In 1987, Chinese Estates and Hysan Development both bid for Paul Y. and the Tso and Sze families (AJ Sze and his son Mason Sze 史美煊 who was chief engineer of Paul Y.) sold their controlling stakes in the firm to Chinese Estates. In 1991, Chinese Estates sold the construction business of Paul Y. to ITC (the listed shell was privatized the next year), creating Paul Y-ITC one of the largest contractors in the city.
In the 1990s, Paul Y-ITC was responsible for the construction of the Mid Levels Escalator, the Center in Central, Ting Kau Bridge and the Cheung Kong Center in 1999, which was built on the site of the Hilton that had also been built by Paul Y 37 years earlier. The firm changed to its present name Paul Y. Engineering in 2005.
George Tso passed away on June 15th, 2003 at the age of 71 and was survived by his wife, 2 sons and 1 daughter. His family donated to the renovation of the Bethany and the George C. Tso Memorial Chapel was named in his honor. Lily Tso outlived both her husband and her son and died in 2009 at the age of 99, having witnessed a century of urban development in Shanghai and HK from the front row seat of two leading contractors.
車炳榮考察返港創設加聯啤酒廠, 工商晚報, 1965-06-28
The China Mail, 1957-05-31 – PAUL TSO GETS BRITISH PAPERS
“Lorillard Plans Unit In Hong Kong” New York Times. March 1964
Dao Kwei Kee (陶桂記營造廠)
Born into a family of farmers in Shanghai, Dao Kwei Kee founder K.S. Dao started out making wooden molds for tile roofing. In 1918, Dao worked on the construction of the original Wing On department store building in Shanghai as a subcontractor for the construction firm of Wei Ching Kee (魏清记).
His reliability impressed Wei Ching-tao (魏清濤, 1854-1932), the head of Wei Ching Kee and one of the founding fathers of the modern Shanghai construction industry, who soon awarded him a number of contracts.
He founded Dao Kwei Kee in 1920 and his first project was a warehouse for the tycoon Chu Lan-fang (祝蘭舫).
In 1923, he completed the Wing On Mill No 1 on Lanzhou Road and impressed with his work, Wing On bosses Paul Gockson and James Goklock gave him the contracts for their own private residences and followed up with the contracts of Wing On Mill No.2 and 3. The contract value of the 3 Wing On mills exceeded 2 million dollars and put Dao Kwei Kee on the map. In 1934, Wing On was building a new building (currently the Seven Heaven Hotel) on Nanking Road, Dao Kwei Kee easily won the contract.
Business continued to grow despite the turbulent times with the assistance of Paul Tso in the late 1930s but was finally suspended during the Japanese occupation of Shanghai from 1941 to 1945.
When the War was over, K.S. Dao took the lead in re-establishing the Shanghai Contractors Association.

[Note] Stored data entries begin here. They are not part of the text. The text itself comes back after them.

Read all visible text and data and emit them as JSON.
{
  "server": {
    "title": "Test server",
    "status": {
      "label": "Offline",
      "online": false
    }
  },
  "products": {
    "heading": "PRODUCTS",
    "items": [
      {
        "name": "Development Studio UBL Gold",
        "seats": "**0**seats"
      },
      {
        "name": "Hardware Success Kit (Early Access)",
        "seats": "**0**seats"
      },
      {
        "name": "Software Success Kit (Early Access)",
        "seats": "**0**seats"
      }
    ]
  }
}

When his son in law left to start Paul Y in 1946, his two sons – Samuel YT Dao (陶有德) and M.T. Dao (陶明德) – assumed the leadership of Dao Kwei Kee. The economic downturn during the Chinese Civil War forced KS Dao to sell some of his properties in Shanghai to keep the construction business afloat. He chose to remain in Shanghai after the Communist takeover in 1949 and died there in 1956 at the age of 77.
Samuel and M.T. Dao moved Dao Kwei Kee down to Hong Kong where they built a reputable business, albeit on a smaller scale relative to their brother in law’s operation. M.T. Dao survived the CAT plane crash in Taiwan in February 1968.
Some projects undertaken by Dao Kwei Kee in more recent years include the 23 story Plaza 2000 in Causeway Bay which was built in 1982, the Dorsett Regency Kwun Tong in 2012 and One Kowloon Peak developed by Cheuk Nang.
This article was first posted on 17th February 2017.